There are no arrangements or understandings between Mr. Kissner and any other persons pursuant to which Mr. Kissner was named a director of the Company. Mr. Kissner does not have any family relationship with any of the Company's directors or executive officers. Mr. Kissner has no direct or indirect material interest in any transaction or proposed transaction required to be reported under Section 404(a) of Regulation S-K. Mr. Kissner will receive standard compensation and option grants available to non-employee directors of the Company.
Mr. Kissner was also appointed, effective as of the next meeting of each such committee, to the Audit Committee of the Board, replacing P. Michael Farmwald, Ph.D., and was appointed as an additional member of the Corporate Governance and Nominating Committees of the Board.
After giving effect to the changes to be effective to the committees of the Board reflected above, the composition of the committees will be as follows:
Audit Committee: Eric Stang (Chair), J. Thomas Bentley and Charles Kissner
Compensation Committee: Penelope A. Herscher (Chair), David Shrigley and Abraham Sofaer
Corporate Governance/Nominating Committee: Dr. Sunlin Chou (Chair), Charles Kissner, David Shrigley and Abraham Sofaer
Attached to this Form 8-K is a press release regarding the appointment of Mr. Kissner as a Director of the Company.

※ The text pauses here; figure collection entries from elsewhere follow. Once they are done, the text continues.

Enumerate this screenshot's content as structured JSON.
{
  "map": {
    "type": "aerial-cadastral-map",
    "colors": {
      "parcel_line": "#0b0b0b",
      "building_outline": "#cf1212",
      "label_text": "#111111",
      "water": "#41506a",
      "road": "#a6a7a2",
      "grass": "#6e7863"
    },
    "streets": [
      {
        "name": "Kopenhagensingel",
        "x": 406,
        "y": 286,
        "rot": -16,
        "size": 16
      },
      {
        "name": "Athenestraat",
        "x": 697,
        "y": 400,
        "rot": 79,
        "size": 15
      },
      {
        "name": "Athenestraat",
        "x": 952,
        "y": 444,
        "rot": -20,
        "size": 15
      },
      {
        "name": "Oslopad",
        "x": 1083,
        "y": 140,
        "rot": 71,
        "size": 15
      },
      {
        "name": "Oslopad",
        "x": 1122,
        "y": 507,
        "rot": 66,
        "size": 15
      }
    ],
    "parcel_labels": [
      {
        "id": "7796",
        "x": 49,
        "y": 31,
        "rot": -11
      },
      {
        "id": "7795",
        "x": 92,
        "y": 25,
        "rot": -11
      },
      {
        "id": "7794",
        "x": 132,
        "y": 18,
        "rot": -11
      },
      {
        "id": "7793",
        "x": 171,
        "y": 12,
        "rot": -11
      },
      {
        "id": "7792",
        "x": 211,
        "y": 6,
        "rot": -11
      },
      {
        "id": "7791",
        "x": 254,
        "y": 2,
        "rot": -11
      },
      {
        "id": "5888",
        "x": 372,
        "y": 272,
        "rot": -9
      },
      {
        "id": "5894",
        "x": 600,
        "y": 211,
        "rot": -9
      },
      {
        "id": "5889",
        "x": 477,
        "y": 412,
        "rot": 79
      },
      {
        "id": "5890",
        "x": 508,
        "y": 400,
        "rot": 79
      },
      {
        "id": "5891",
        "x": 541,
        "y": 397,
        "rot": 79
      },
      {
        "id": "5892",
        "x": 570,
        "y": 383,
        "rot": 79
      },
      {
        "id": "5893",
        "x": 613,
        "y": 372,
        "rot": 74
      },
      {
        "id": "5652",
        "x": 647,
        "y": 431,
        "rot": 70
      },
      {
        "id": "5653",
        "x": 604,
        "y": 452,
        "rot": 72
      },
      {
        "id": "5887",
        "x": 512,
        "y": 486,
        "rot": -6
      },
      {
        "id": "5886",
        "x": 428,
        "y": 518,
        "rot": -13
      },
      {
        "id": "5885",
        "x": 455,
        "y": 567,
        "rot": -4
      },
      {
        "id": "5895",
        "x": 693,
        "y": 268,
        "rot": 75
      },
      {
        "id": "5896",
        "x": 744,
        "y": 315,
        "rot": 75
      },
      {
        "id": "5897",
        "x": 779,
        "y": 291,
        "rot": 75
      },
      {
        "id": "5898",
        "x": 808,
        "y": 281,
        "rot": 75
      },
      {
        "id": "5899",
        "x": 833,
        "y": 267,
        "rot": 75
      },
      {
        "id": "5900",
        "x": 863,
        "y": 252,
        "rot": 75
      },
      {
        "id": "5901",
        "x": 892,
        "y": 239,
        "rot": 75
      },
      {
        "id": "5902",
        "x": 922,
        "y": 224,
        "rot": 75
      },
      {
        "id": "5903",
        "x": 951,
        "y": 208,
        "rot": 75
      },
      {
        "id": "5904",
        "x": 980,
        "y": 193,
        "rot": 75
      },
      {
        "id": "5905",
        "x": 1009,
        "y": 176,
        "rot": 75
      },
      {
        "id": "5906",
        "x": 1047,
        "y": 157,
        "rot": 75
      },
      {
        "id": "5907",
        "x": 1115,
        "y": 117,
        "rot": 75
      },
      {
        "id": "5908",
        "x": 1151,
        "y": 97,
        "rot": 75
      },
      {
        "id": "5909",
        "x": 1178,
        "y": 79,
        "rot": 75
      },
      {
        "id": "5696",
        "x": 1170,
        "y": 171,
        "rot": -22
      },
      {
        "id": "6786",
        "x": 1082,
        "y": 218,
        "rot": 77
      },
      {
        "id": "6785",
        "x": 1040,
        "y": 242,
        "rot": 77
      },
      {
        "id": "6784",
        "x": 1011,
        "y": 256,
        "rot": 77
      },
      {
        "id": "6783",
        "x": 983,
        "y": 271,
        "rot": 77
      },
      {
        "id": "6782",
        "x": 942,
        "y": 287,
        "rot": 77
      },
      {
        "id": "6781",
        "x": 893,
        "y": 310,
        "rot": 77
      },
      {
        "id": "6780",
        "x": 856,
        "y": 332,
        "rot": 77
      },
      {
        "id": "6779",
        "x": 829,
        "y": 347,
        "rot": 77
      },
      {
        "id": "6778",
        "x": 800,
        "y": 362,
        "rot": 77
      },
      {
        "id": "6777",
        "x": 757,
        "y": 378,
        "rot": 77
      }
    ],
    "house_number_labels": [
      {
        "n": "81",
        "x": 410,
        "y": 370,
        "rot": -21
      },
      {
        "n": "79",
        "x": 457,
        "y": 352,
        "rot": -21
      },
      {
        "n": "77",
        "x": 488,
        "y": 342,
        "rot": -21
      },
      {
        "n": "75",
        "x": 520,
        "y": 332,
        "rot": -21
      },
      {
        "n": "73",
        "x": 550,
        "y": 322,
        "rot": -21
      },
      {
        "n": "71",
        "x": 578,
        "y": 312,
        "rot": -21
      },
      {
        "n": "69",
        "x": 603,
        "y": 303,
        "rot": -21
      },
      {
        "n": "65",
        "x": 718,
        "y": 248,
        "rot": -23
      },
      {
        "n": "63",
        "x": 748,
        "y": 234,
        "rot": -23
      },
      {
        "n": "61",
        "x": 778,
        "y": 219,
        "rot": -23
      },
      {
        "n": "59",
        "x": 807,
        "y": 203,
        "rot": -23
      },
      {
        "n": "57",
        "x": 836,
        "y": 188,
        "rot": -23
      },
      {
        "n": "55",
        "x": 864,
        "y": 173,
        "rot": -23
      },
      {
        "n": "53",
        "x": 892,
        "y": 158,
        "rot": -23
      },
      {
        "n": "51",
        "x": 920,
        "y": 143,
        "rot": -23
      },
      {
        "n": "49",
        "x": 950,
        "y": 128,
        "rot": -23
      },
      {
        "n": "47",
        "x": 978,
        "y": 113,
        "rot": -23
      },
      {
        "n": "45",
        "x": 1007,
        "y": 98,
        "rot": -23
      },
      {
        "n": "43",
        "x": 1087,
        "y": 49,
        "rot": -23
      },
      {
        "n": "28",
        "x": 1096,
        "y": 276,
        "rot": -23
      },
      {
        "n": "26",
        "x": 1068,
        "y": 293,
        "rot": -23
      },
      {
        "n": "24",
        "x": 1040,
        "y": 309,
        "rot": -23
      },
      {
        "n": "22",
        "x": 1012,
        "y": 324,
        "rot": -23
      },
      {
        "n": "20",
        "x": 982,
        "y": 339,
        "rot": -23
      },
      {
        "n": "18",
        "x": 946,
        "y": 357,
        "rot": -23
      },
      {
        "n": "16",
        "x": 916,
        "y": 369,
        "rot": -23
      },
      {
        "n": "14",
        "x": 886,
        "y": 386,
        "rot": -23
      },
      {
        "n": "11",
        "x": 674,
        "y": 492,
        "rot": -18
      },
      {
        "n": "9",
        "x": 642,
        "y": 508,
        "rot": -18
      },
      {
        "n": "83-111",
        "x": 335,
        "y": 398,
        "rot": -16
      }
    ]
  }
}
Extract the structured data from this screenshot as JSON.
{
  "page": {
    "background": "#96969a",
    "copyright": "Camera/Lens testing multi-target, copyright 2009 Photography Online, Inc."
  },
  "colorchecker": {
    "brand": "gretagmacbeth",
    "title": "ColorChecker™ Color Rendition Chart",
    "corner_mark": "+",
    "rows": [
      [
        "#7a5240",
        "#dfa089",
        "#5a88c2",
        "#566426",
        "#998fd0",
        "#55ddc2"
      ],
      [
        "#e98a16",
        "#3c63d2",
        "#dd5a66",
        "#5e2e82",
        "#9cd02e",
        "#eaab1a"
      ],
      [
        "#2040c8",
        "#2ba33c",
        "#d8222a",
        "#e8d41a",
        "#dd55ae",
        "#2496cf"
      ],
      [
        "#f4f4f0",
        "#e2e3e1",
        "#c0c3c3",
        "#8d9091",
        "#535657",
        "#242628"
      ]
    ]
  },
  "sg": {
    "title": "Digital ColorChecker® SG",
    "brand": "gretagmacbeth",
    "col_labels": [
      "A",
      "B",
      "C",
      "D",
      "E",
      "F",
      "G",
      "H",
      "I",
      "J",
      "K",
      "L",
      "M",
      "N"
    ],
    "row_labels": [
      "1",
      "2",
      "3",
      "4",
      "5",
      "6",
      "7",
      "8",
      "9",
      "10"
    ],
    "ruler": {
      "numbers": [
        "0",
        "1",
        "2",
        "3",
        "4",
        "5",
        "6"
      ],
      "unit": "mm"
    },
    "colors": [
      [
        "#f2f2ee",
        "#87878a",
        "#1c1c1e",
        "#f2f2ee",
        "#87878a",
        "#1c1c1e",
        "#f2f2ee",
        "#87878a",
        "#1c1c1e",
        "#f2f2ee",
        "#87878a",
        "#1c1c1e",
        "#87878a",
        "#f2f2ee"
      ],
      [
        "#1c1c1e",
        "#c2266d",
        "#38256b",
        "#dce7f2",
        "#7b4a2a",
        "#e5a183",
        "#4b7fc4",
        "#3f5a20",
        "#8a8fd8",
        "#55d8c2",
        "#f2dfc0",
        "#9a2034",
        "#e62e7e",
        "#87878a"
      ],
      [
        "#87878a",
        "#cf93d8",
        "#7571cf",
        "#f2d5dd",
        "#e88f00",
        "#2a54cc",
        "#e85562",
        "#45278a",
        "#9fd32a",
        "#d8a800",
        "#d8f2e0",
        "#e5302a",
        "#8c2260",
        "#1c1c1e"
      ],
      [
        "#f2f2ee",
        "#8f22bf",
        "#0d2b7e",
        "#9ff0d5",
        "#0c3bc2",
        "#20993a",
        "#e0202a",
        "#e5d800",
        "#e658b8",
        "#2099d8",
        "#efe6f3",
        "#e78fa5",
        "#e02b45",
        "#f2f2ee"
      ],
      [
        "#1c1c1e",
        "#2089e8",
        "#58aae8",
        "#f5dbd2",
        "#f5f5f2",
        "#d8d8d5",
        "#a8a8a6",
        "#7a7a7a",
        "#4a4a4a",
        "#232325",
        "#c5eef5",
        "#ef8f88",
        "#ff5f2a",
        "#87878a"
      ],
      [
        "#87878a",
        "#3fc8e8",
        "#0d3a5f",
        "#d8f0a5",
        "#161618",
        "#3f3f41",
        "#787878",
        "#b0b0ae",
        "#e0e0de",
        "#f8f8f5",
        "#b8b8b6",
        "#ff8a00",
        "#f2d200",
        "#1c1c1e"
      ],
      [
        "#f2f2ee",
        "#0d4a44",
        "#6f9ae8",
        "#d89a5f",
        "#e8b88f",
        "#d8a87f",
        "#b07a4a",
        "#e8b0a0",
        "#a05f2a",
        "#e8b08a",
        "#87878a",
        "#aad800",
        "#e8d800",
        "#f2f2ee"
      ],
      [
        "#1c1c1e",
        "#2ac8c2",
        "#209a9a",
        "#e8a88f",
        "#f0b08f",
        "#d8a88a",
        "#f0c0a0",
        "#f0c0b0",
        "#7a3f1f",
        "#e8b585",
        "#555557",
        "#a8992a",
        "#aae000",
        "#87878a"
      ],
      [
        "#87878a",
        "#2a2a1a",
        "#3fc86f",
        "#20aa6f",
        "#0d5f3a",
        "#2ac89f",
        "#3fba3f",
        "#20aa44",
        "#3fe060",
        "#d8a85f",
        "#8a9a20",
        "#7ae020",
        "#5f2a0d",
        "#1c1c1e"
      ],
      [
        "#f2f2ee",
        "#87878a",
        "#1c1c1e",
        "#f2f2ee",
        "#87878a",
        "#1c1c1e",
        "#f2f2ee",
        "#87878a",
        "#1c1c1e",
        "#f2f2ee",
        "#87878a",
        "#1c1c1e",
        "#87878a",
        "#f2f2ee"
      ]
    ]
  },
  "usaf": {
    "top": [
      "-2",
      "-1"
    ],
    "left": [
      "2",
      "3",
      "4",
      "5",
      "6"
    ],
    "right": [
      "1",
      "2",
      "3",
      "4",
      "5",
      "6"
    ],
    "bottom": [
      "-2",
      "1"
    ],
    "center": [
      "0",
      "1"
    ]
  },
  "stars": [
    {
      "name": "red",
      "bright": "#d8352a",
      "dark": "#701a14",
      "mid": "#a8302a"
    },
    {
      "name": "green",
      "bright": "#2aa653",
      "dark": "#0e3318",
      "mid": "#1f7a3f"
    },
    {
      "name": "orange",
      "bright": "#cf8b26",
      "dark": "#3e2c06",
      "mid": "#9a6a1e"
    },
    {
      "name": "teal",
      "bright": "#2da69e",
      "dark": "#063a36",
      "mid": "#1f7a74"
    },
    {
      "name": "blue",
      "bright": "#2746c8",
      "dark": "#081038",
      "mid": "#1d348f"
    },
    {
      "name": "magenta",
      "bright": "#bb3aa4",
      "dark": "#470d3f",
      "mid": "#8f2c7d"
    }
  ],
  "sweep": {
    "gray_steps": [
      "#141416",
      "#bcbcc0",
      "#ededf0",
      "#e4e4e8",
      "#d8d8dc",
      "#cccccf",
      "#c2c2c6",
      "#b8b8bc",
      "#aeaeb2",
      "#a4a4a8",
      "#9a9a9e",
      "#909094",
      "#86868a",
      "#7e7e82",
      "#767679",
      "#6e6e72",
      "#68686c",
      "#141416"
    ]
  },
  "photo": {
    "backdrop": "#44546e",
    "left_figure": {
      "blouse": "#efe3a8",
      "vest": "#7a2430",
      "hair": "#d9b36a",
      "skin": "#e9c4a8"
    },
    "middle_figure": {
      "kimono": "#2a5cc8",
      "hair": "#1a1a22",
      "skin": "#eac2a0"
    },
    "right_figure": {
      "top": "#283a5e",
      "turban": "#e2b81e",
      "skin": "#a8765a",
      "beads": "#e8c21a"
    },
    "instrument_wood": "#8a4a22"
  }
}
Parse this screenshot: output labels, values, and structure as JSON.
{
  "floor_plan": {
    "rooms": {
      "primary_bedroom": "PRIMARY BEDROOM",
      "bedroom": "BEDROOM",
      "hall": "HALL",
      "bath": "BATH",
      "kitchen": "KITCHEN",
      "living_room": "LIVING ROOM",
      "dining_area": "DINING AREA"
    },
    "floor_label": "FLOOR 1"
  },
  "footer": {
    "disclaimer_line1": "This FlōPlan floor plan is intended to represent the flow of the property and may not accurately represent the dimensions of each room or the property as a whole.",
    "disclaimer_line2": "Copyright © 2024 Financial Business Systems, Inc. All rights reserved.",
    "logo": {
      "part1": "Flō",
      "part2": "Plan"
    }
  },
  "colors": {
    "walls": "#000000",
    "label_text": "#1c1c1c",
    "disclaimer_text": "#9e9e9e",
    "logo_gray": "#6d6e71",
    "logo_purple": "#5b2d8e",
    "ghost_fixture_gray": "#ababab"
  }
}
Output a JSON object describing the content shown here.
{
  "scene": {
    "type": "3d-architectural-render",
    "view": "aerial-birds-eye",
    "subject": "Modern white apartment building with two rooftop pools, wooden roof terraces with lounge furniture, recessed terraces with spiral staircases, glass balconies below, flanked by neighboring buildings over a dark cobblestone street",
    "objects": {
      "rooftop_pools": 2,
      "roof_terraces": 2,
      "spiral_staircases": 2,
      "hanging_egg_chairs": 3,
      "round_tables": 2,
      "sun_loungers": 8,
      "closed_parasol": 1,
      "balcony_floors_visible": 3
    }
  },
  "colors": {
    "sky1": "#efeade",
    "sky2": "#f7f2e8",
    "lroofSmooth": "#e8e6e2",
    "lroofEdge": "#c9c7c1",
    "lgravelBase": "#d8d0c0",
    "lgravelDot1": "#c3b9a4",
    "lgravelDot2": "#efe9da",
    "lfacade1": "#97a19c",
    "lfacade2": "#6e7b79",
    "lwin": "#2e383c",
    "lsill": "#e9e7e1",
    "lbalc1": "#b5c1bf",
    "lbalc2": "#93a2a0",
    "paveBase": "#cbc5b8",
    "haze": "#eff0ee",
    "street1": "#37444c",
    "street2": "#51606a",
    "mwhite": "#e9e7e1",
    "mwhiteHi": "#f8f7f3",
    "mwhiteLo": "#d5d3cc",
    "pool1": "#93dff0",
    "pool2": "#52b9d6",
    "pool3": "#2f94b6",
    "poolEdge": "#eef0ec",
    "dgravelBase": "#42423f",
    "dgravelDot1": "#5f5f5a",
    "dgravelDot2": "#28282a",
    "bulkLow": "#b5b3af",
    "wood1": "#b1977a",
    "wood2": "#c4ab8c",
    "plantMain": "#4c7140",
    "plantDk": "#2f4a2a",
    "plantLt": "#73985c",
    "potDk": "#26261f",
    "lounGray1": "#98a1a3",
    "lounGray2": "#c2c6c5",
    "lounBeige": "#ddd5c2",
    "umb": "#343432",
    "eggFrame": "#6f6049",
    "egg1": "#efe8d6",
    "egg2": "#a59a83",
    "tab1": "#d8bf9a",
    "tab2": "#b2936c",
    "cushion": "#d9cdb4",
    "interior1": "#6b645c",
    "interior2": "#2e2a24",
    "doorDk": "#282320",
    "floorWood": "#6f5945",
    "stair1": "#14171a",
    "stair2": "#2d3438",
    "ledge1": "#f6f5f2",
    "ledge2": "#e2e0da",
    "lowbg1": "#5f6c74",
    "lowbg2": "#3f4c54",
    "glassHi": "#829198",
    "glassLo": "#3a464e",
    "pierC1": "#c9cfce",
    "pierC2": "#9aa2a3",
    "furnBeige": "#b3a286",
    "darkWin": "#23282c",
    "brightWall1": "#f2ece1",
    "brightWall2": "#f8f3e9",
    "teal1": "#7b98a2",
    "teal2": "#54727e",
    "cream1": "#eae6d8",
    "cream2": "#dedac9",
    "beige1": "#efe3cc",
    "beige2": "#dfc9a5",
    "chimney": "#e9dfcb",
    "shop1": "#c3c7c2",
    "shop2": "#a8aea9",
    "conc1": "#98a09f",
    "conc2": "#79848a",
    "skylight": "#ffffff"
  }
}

The information in the press release attached hereto shall not be deemed "filed" for purposes of Section 18 of the Securities Exchange Act of 1934, as amended (the "Exchange Act") or otherwise subject to the liabilities of that section, nor shall it be deemed incorporated by reference in any filing under the Securities Act of 1933, as amended, or the Exchange Act.
(d) Exhibits.
99.1 Press release, dated July 30, 2012.